PBoC reaffirms China’s crypto ban, flags stablecoin risks as Hong Kong opens up
The People’s Bank of China (PBoC) has reaffirmed the 2021 nationwide ban on virtual currencies and pledged continued crackdowns on crypto-related illegal finance following a Nov. 28 multi-agency meeting. The statement—issued with the Ministry of Public Security, Cyberspace Administration, China Securities Regulatory Commission, Supreme People’s Court and other bodies—noted a resurgence in speculative trading and crypto-enabled crime and singled out stablecoins as a major risk due to weak customer identification and anti‑money‑laundering controls and potential use in fraud and illicit cross‑border transfers.

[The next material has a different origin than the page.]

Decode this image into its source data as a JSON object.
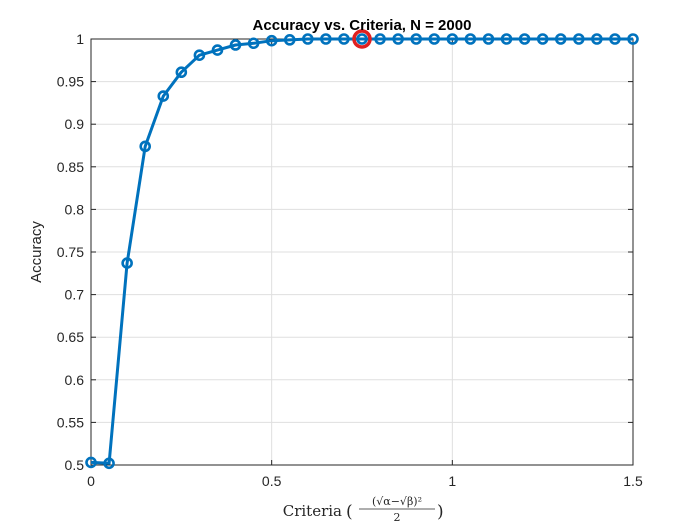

Authorities committed to enhanced information sharing, monitoring and enforcement to protect public assets and financial order. The renewed mainland stance contrasts with Hong Kong’s recent moves to regulate and support digital-asset activity—authorities there have advanced stablecoin frameworks and approved spot BTC/ETH ETFs and liquidity measures to attract institutional flows. Market takeaway for traders: elevated regulatory tail risk for projects tied to mainland China or mainland users (especially stablecoin-related products), potential negative sentiment for crypto exposure connected to Chinese entities, and increased probability that regional liquidity and institutional flows will channel into Hong Kong rather than mainland markets.
Bearish
The PBoC’s formal reaffirmation of the 2021 ban increases regulatory risk for crypto projects with ties to mainland China and places particular scrutiny on stablecoins. In the short term, this raises negative sentiment for assets associated with Chinese firms or marketed to mainland users and can depress prices for stablecoin-linked products and tokens with heavy exposure to Chinese markets. The announcement also accentuates jurisdictional fragmentation: Hong Kong’s regulatory opening may draw institutional flows away from mainland-linked venues, putting additional downward pressure on projects that had been relying on Chinese demand. Over the longer term, sustained enforcement and cross‑agency coordination reduce the likelihood of mainland policy easing, which limits onshore market development and keeps a segment of regional liquidity concentrated in offshore hubs like Hong Kong. Traders should expect increased volatility around news tied to Chinese regulatory actions, continued risk premia for stablecoins and China‑linked tokens, and a reallocation of institutional flows toward regulated Hong Kong products (e.g., spot BTC/ETH ETFs), reinforcing a cautious posture for positions exposed to mainland regulatory risk.